After the game, thousands descended into the streets across the country, leaping on top of vehicles, dancing, spraying party foam and pointing their guns to the sky in celebration.
But less than two hours later, a bomber drove his explosives-laden car into the crowd celebrating outside a popular ice cream shop in Baghdad's Sunni-dominated western Mansour neighborhood, killing at least 30 people and injuring 75, police said.
Another bomber detonated his payload among revelers celebrating with soldiers from an Iraqi army checkpoint in Ghadeer, a Christian enclave in east Baghdad, killing 20 more people and injuring 60, police said.
Earlier yesterday, leaders of the Sunni bloc known as the Iraqi Accordance Front said they were giving Prime Minister Nouri al-Maliki a week to meet a list of demands, or else they would quit his Cabinet for good.
The demands include a general amnesty for detainees who have not been charged with specific crimes; respect for human rights, including an end to random arrests; the dismantling of private militias; inclusion of all communities in the government and security forces; and a serious effort to return those displaced by sectarian violence to their homes.
The Accordance Front's five ministers and Deputy Prime Minister Salam Zikam Ali Zubaie had been boycotting Cabinet meetings but would now stop coming to their offices, said Adnan Dulaimi, who heads the bloc.
Iran, meanwhile, signaled that it might consider talks with the United States at the level of deputy foreign minister after a testy meeting Tuesday between the two countries' envoys in Iraq.

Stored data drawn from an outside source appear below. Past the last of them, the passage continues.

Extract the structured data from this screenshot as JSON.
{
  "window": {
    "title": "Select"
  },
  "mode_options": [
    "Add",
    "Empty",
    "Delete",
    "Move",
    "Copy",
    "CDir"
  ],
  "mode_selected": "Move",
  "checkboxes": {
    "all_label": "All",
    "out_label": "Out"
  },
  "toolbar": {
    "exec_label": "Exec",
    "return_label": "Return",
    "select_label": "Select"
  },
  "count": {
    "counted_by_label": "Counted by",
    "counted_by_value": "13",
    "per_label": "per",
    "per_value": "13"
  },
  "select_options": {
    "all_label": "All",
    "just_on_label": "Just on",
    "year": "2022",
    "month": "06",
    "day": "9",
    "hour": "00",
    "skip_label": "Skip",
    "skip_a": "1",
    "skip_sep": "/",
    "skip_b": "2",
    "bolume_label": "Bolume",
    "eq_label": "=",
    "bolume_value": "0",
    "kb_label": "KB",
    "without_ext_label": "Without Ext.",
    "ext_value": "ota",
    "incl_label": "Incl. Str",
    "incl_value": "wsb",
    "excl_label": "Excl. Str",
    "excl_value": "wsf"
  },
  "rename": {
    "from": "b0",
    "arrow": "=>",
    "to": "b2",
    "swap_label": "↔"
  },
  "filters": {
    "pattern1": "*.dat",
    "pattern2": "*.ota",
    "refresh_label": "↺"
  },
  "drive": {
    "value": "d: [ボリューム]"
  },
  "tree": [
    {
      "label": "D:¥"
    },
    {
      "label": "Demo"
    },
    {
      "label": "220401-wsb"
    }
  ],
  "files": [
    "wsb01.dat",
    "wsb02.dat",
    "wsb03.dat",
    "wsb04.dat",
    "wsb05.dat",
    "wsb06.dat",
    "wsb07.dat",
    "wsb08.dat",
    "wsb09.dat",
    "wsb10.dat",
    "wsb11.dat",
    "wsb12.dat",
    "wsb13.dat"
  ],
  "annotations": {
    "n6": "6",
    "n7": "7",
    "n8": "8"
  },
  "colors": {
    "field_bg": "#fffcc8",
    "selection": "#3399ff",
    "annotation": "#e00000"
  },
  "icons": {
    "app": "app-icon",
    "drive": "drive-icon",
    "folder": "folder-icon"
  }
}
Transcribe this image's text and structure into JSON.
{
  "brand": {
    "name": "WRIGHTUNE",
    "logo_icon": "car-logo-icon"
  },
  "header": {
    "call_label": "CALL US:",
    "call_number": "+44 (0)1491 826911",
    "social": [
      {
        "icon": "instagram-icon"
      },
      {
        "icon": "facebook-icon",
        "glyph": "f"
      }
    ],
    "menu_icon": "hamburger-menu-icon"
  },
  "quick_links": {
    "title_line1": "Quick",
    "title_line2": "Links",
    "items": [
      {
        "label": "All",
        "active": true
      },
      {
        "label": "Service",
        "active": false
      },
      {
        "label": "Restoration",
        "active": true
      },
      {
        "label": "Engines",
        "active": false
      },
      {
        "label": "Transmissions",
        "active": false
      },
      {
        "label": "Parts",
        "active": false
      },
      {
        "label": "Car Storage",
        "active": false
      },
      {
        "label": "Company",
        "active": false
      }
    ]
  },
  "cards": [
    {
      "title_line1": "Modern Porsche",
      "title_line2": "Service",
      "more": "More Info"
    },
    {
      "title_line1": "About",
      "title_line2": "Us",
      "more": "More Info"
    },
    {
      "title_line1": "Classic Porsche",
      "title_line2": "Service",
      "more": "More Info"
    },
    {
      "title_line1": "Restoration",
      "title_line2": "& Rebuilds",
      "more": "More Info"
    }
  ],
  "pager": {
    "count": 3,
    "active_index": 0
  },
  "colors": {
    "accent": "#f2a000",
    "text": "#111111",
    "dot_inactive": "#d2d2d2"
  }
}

"The issue can be considered if a formal request is received from the U.S. side," Iranian Foreign Minister Manouchehr Mottaki was quoted by the country's official news agency as telling reporters in Tehran.
A U.S. official said yesterday that talks had begun on the modalities of such a mechanism.
In other violence, police in Baghdad recovered the bodies of 18 gunshot victims, apparently victims of sectarian killings. Eight more bodies were recovered south of the capital, including a father and son found in their pickup truck behind a school in Iskandariya.
A bomb exploded in a minibus in the Shiite-dominated Shaab area in east Baghdad, killing three people and injuring two.
Six Iraqis were killed and eight wounded when U.S. and Iraqi forces, backed by helicopters, raided Sadr City, another Shiite district in the city, police said. U.S. military spokesman Rear Adm. Mark Fox told reporters that troops go to great lengths to avoid such casualties, which he blamed on militants who fight among civilians.
Alexandra Zavis writes for the Los Angeles Times.